For larger scale models, if you literally just add noise to the weights after pre-training, You have a high chance of landing on a specialist set of weights that are good at one particular downstream task (Figure 2 below)

Sort of implies that the post-training algorithm use is not that important.

Figure 2: very specific to larger scale

Figure 3: Further evidence that for smaller scale models, you get much less diverse and interesting/good models by perturbing your weights.

Figure 4: These models are actually specialists; they’re not generalists

They boost performance by literally just sampling the top fifty, such randomly chosen models, and then taking a majority vote/ensembling from them (RandOpt)

Figure 9: The weights in the thickets could improve both reasoning performance and just getting the answer output right.

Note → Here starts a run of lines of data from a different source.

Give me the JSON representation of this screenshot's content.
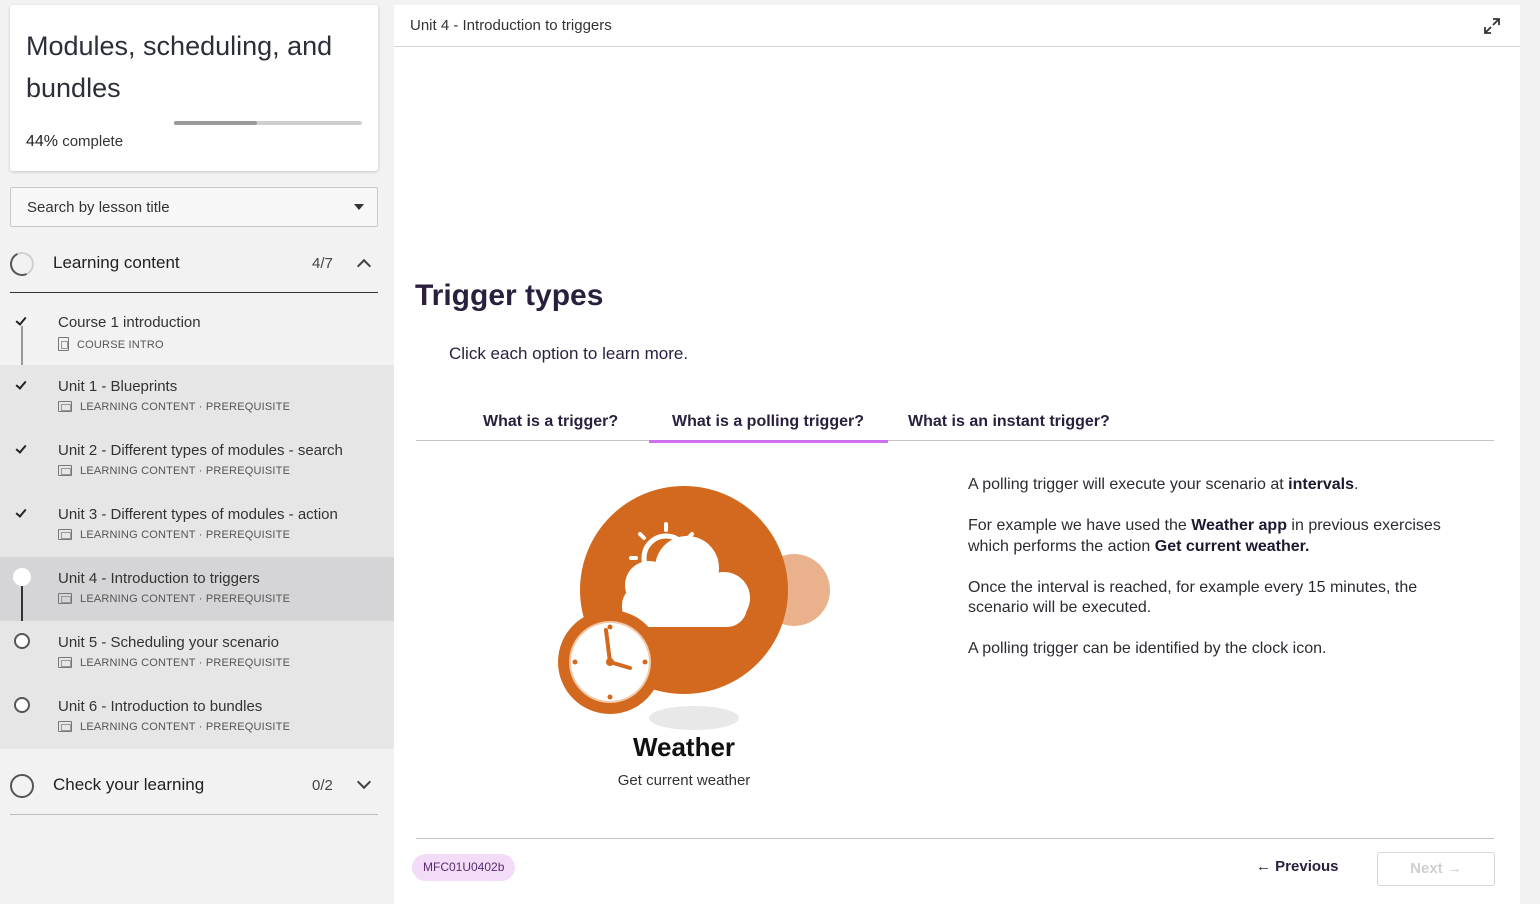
{
  "course": {
    "title": "Modules, scheduling, and bundles",
    "progress_value": 44,
    "progress_pct": "44%",
    "progress_suffix": " complete"
  },
  "search": {
    "label": "Search by lesson title"
  },
  "sections": [
    {
      "title": "Learning content",
      "count": "4/7"
    },
    {
      "title": "Check your learning",
      "count": "0/2"
    }
  ],
  "lessons": [
    {
      "title": "Course 1 introduction",
      "meta": "COURSE INTRO",
      "status": "complete"
    },
    {
      "title": "Unit 1 - Blueprints",
      "meta": "LEARNING CONTENT · PREREQUISITE",
      "status": "complete"
    },
    {
      "title": "Unit 2 - Different types of modules - search",
      "meta": "LEARNING CONTENT · PREREQUISITE",
      "status": "complete"
    },
    {
      "title": "Unit 3 - Different types of modules - action",
      "meta": "LEARNING CONTENT · PREREQUISITE",
      "status": "complete"
    },
    {
      "title": "Unit 4 - Introduction to triggers",
      "meta": "LEARNING CONTENT · PREREQUISITE",
      "status": "current"
    },
    {
      "title": "Unit 5 - Scheduling your scenario",
      "meta": "LEARNING CONTENT · PREREQUISITE",
      "status": "not-started"
    },
    {
      "title": "Unit 6 - Introduction to bundles",
      "meta": "LEARNING CONTENT · PREREQUISITE",
      "status": "not-started"
    }
  ],
  "main": {
    "topbar_title": "Unit 4 - Introduction to triggers",
    "heading": "Trigger types",
    "instruction": "Click each option to learn more.",
    "tabs": [
      {
        "label": "What is a trigger?"
      },
      {
        "label": "What is a polling trigger?"
      },
      {
        "label": "What is an instant trigger?"
      }
    ],
    "active_tab": 1,
    "app_card": {
      "name": "Weather",
      "action": "Get current weather"
    },
    "info": {
      "p1_a": "A polling trigger will execute your scenario at ",
      "p1_b": "intervals",
      "p1_c": ".",
      "p2_a": "For example we have used the ",
      "p2_b": "Weather app",
      "p2_c": " in previous exercises which performs the action ",
      "p2_d": "Get current weather.",
      "p3": "Once the interval is reached, for example every 15 minutes, the scenario will be executed.",
      "p4": "A polling trigger can be identified by the clock icon."
    },
    "footer": {
      "code": "MFC01U0402b",
      "prev_label": "← Previous",
      "next_label": "Next →"
    }
  },
  "colors": {
    "accent_underline": "#d06ff0",
    "badge_bg": "#f2dcf8",
    "weather_orange": "#d2691e",
    "heading": "#2a1f3d"
  },
  "icons": [
    "check-icon",
    "caret-down-icon",
    "chevron-up-icon",
    "chevron-down-icon",
    "expand-icon",
    "clock-icon",
    "weather-icon"
  ]
}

Update (5/12/26) from Yulu Gan’s talk on this:

You can do differentially-private post-training using randopt, without losing much performance
This sort of weight space perturbation works on diffusion models too.
The thicket is denser on larger models not necessarily because they’re larger, but because their pre-training representations are better
There are several more interesting ideas you can do besides just basic randopt, and they generally work: you could do multi-step randopt, where after you perturb once and get the best perturbation, you repeat it up to 5 times. You can also add noise of different scale for weights at different layers.